Cumhurbaşkanlığı seçimi bitti bitmesine de alınan sonucun toplumu ferahlatacağı yolunda en küçük bir umut ışığı bile görünmüyor. Parti başkanlarını köşke göndermeyi sağlayan AKP’de yeni Tayyip Erdoğanlar boy göstermeye başladı. Medyayı dizayn etmeye uğraşıyorlar. Kalan üç buçuk muhalif gazete ve televizyonun da ümüğünü sıkmanın çarelerini arıyorlar. Köşe yazarlarını muhabirleri işten attırıyorlar. Elini veren kolunu alamaz diye bir sözü vardır büyüklerimizin. Holding patronlarının durumu daha da kötü. Kollarını da vermişler kelleyi kurtarmaya çalışıyorlar. İktidardakilerin de, patronların da unuttuğu bir şey var. Ne tür baskı uygularsanız uygulayın meslek heyecanını yitirmemiş, halka doğru bildiklerini anlatma adına uğraş veren namuslu gazeteciler hep olacaktır. Tirajı az küçük gazetelerde, sosyal medyada, haber portallarında, sosyalist basında yanlışlarınızın eleştirilmesinden kendinizi kurtaramayacaksınız. Tarih bize gösteriyor ki tek adamlı tek partili otoriter yönetimler gazeteciliğin kökünü kazıyamadılar. Şimdilerde iktidar yandaş basın ağını genişletmeye, meslek örgütlerini, STK’leri saflarına çekmeye uğraşıyor.İktidarın en ufak teklemesinde o yandaş grupların 24 saatte nasıl daha güçlü olana yanaşacaklarını,nasıl da azılı birer muhalif olacaklarını düşünemiyor. Yeni Türkiye bu kafalarla kurulamaz. İnsan hak ve özgürlüklerini özümsemiş çağdaş demokrasi de. Yeni Türkiye’den kastettikleri yeni hükümetse eğer “yeni” sözcüğü salt lafta kalacaktır. Dolayısıyla gazeteciler üzerindeki baskı, iletişim kanallarını halka kapamak, hukukun üstünlüğünü pas geçmek, emeğin emekçinin değil sermayenin iktidarı olmak, ayrımcı politikalar gütmek, bireyin temel hak ve özgürlüklerini görmezden gelmek gibi alıştığımız icraatlar sürecektir. Bu tür yönetim biçimlerinin sonunu ise bize yine tarih sayfaları işaret ediyor. Çevirip bakmak yeter. Bu arada çuvaldızı iktidara batırırken iğneyi de kendimize batıralım. Ülkenin ünlü halk filozoflarından biridir Sakallı Celal. Ülke üzerine pek çok durum saptaması vardır. Şöyle der üstat : “Bu ülkede ilgililer bilgisiz, bilgililer ilgisiz.” Haksız mı Sakallı Celal?
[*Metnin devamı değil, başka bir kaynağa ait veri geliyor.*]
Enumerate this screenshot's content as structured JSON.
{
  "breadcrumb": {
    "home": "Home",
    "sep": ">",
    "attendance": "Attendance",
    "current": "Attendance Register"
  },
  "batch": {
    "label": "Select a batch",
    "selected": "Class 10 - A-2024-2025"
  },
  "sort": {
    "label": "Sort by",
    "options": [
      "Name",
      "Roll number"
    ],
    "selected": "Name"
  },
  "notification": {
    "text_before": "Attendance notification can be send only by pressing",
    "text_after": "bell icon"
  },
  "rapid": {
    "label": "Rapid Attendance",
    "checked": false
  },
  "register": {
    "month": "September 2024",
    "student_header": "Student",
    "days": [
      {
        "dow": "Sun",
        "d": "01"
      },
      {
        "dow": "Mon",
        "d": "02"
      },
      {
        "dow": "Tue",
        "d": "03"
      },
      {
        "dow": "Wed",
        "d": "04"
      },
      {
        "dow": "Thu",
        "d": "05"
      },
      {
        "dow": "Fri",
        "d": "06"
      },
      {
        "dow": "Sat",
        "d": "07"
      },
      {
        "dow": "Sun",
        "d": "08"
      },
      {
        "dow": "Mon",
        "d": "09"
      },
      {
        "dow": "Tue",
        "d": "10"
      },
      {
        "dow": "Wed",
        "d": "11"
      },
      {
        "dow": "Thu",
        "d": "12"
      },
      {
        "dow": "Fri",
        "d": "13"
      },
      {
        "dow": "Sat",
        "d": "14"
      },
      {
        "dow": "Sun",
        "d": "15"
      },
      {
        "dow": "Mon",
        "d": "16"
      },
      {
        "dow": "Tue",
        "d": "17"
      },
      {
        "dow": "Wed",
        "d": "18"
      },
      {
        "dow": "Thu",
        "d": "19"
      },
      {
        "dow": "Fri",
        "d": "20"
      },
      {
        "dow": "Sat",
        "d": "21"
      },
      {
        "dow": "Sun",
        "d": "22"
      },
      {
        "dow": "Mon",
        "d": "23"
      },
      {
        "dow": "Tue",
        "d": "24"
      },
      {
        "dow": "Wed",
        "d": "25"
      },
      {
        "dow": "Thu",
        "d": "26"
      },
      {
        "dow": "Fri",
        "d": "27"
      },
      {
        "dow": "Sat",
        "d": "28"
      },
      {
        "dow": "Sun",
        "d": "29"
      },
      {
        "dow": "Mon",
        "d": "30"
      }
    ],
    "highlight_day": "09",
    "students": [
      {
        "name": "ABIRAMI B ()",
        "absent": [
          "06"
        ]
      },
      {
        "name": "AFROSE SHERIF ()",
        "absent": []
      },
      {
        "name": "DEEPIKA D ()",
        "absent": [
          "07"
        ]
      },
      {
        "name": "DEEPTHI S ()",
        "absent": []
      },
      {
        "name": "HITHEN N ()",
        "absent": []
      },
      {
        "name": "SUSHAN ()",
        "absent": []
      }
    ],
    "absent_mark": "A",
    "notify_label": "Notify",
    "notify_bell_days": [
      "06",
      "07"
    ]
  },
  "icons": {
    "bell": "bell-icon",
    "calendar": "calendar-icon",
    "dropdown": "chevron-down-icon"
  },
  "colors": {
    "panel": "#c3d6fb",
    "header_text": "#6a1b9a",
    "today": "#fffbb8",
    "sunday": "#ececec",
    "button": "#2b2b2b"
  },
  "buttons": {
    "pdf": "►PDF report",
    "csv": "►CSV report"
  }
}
Siyasete bulaşmayı üstüne yazı yazmayı sevmiyorum. Bir yandan da yolda, vapurda, tramvayda yurttaş konuşmalarına tanık oluyorum. Yaşantısından mutlu olmayan, bunalımda, sürekli tartışan kavga eden bireyler. Bu dönemde sosyologlara çok iş düşüyor çok.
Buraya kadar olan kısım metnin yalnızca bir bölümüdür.